L’étiquette de remplaçant consciencieux et altruiste, intelligent au point d’être modeste, lucide au point d’avoir de l’humour, lui collera toujours à la peau (ne serait-ce que par différenciation avec nombre de ses partenaires). C’est tout à l’honneur du bonhomme de n’avoir jamais manifesté le moindre agacement à ce sujet – car son métier était footballeur, pas roue de secours, et il y a fort à parier qu’il préférait le terrain au banc, et qu’il apprécierait qu’on mentionne les qualités de son jeu autant que les vertus de son tempérament.
Il n’a même pas pris la peine de modifier ce pathétique passage de l’article Wikipédia qui lui est dédié: "Pour son retour [au PSG], il joue une bonne partie de la saison mais il n'est pas réellement considéré comme titulaire, par manque de régularité. Il apprend énormément avec la concurrence des Ali Benarbia, Laurent Robert ou Jay-Jay Okocha."

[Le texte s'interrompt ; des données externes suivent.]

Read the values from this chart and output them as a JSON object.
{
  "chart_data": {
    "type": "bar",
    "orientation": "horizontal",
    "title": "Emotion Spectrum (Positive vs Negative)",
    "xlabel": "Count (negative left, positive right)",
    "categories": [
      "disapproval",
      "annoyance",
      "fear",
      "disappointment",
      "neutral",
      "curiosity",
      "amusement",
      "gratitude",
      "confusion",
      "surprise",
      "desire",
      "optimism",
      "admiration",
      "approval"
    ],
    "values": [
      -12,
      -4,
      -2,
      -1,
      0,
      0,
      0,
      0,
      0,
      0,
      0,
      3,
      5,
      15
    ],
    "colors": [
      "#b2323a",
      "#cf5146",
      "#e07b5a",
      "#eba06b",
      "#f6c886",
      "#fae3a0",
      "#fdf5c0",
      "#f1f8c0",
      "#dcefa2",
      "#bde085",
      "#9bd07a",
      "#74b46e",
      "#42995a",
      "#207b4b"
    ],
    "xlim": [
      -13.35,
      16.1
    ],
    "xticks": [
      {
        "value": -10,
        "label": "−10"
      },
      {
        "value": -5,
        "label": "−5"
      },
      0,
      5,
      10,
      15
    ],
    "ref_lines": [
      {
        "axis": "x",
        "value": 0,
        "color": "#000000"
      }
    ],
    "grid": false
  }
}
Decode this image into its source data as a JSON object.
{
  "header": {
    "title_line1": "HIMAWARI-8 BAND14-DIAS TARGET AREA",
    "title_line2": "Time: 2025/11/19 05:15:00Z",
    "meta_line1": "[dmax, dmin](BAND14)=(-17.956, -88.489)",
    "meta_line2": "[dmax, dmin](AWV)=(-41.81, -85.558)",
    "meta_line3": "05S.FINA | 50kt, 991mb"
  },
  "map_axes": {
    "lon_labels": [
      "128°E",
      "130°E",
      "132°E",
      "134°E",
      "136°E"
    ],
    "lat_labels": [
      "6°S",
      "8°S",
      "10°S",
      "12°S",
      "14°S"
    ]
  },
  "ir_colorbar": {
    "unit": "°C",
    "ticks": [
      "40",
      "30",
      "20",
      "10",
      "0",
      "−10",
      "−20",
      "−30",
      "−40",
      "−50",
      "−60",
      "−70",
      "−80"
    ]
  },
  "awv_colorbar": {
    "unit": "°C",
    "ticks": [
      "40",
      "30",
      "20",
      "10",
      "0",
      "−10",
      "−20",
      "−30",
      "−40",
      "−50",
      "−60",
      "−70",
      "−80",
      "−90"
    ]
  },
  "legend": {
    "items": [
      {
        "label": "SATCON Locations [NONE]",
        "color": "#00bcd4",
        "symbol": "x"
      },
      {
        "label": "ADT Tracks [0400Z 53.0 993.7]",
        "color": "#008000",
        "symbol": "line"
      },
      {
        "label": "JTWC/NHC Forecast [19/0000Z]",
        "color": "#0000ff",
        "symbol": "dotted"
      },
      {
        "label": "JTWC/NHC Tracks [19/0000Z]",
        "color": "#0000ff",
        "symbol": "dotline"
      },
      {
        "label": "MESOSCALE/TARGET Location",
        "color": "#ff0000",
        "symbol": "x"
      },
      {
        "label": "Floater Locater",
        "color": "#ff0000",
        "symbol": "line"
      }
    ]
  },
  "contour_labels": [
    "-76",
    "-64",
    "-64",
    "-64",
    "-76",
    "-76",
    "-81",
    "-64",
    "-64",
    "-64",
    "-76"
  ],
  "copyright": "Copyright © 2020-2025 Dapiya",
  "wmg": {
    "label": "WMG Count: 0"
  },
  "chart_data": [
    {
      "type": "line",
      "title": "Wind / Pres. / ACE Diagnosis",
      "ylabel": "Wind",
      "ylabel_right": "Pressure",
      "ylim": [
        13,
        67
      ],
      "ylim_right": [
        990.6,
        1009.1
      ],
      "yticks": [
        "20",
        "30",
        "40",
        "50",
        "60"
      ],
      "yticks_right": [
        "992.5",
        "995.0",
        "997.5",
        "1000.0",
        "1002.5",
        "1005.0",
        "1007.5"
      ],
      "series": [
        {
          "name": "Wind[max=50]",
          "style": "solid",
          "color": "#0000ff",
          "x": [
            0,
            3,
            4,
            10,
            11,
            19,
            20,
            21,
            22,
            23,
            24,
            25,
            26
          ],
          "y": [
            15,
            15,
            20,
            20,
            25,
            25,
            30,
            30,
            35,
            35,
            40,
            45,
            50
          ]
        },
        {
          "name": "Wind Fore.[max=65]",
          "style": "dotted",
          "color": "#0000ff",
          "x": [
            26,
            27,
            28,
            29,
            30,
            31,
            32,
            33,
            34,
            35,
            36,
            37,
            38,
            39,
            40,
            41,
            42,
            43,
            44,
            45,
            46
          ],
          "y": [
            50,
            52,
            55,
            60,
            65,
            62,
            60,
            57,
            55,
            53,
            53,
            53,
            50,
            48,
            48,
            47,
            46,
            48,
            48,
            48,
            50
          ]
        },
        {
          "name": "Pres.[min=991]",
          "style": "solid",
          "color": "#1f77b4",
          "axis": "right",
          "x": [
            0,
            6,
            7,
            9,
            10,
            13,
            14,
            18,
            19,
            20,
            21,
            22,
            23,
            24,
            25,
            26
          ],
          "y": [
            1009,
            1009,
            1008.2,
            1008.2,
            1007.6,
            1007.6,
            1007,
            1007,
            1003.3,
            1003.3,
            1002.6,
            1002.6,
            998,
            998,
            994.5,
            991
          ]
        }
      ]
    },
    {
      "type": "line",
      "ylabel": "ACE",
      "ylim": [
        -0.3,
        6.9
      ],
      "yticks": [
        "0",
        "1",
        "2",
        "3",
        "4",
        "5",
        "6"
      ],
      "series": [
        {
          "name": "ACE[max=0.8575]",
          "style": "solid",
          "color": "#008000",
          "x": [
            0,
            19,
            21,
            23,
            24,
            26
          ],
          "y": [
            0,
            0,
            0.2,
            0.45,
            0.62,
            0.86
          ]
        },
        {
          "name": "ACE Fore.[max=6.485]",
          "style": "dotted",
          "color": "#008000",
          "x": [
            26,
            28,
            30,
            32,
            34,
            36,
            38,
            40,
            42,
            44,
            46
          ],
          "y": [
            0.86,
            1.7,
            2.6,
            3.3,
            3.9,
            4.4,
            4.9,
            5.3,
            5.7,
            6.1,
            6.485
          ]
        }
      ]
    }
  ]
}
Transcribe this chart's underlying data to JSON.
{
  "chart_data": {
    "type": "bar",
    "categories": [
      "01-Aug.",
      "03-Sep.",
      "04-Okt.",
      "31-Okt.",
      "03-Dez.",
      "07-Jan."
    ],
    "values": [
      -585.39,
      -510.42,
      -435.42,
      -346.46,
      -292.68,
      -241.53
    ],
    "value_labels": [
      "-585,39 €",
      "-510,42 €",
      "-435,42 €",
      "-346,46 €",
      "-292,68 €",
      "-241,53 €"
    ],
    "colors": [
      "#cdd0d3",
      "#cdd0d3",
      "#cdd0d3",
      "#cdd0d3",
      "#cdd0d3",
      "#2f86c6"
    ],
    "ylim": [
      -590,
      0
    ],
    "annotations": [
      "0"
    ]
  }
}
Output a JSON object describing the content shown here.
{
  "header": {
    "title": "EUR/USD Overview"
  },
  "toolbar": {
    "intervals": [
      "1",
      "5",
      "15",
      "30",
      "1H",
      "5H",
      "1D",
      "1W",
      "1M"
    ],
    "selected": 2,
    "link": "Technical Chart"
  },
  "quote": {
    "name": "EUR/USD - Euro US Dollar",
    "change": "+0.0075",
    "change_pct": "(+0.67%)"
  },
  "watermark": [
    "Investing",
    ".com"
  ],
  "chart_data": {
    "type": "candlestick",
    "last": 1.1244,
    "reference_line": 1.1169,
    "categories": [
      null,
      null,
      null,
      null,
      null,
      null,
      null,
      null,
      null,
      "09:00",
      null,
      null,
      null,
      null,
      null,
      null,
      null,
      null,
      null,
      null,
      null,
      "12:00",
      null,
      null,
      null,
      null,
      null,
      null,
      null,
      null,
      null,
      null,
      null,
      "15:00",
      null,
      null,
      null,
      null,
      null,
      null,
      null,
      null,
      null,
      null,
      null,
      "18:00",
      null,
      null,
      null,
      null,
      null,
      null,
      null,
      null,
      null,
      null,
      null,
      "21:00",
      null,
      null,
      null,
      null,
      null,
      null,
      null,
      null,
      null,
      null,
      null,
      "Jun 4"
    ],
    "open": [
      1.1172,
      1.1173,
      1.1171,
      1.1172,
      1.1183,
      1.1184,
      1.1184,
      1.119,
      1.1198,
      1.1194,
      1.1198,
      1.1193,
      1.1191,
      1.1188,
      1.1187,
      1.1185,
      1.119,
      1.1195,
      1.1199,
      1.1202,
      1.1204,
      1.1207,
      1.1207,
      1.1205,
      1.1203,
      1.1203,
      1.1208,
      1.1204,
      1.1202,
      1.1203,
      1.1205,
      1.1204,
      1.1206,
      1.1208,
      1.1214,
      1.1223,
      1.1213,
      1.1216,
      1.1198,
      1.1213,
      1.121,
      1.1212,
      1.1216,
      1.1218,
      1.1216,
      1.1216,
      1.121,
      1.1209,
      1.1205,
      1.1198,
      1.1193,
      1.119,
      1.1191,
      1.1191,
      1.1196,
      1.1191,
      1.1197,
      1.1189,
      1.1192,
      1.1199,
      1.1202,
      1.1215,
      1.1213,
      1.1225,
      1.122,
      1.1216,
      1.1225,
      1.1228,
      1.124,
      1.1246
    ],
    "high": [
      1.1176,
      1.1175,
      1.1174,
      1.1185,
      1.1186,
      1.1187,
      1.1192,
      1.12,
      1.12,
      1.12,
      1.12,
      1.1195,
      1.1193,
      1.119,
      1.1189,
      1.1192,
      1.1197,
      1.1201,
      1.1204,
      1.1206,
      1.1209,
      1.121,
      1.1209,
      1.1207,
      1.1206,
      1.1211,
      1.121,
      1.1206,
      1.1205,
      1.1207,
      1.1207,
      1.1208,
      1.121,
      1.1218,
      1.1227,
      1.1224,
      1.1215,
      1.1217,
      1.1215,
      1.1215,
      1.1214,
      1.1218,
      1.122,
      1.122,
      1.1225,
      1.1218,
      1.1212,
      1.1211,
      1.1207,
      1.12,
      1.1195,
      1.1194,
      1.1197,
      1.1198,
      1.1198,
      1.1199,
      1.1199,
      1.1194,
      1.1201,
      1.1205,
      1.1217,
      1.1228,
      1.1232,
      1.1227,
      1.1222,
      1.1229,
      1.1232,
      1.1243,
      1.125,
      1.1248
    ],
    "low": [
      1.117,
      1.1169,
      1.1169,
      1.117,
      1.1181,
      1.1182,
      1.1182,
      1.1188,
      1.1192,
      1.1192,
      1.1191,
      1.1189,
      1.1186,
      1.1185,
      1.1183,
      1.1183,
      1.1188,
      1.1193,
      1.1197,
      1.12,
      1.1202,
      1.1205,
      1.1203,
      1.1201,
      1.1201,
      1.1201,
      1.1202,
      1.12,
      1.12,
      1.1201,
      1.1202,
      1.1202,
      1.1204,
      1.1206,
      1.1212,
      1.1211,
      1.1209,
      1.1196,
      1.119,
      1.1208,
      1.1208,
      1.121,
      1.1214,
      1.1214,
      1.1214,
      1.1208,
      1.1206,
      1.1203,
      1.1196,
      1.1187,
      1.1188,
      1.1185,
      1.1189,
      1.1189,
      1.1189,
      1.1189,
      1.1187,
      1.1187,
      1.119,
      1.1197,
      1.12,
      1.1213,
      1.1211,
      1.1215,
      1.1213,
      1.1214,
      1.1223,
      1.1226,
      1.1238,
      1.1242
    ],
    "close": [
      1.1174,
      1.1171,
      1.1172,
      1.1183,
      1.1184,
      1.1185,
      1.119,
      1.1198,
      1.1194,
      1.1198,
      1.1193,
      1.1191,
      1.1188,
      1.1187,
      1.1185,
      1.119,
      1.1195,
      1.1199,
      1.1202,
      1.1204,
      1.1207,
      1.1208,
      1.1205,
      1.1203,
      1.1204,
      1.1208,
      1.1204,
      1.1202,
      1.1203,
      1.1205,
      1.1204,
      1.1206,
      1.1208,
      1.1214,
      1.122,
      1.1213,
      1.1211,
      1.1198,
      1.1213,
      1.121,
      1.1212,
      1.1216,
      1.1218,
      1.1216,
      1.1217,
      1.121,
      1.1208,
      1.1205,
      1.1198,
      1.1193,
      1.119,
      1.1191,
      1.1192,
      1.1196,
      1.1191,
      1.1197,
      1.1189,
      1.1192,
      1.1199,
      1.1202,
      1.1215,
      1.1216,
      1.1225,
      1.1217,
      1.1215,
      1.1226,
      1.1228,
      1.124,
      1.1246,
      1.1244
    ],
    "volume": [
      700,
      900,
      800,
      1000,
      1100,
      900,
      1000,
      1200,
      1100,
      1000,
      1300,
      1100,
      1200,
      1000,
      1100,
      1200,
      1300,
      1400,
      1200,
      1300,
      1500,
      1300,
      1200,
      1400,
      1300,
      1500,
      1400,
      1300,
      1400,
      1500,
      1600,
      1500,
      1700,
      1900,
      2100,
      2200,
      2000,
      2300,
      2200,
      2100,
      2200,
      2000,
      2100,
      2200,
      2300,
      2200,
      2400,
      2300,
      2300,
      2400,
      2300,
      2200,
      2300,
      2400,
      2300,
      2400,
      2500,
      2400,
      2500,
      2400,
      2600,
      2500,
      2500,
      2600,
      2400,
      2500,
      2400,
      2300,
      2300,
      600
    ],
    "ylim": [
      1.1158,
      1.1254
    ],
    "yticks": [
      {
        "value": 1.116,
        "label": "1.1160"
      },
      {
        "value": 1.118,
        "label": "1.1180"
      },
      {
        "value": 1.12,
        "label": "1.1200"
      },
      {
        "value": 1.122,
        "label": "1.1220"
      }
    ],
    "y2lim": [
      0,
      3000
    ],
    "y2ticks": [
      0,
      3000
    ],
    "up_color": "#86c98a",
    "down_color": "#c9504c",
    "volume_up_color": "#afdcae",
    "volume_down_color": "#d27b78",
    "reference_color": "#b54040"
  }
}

Il est temps de rendre justice à Édouard Cissé, champion de Turquie et de France, finaliste de la Ligue des champions: il était un bon joueur de ballon. Certes, il lui a manqué un ou deux buts importants et/ou spectaculaires, quelques grands matches où il aurait tenu une star mondiale en respect, pour que son sens du placement soit définitivement consacré, mais nul ne doit ignorer ses contributions concrètes (interception et relance) aux succès de ses clubs. Si les fautes utiles apparaissaient dans les stats, il talonnerait sans doute Makelele.
Aujourd’hui, il faut rendre grâce à Cissé de partager, à l’écrit et à l’écran, les fruits de son expérience. Propriétaire de "l’art si difficile d’être sincère sans ridicule" dont parle Baudelaire, il explique sur son blog comment les joueurs vivent avec le statut de remplaçant, il décrit pourquoi ils échangent leurs maillots, il balance ses coéquipiers obnubilés par leurs coupes de cheveux, et autres sujets simples, distrayants, parfois fondamentaux, pour les lesquels on peut lui faire confiance.
Point fort
Beaucoup de jeux de mot possibles avec son nom.
Point faible
Trop d’homonymes.
Le slogan de campagne
"Cissé au coup d’envoi, c’est bien, Cissé au coup de sifflet final, c’est encore mieux."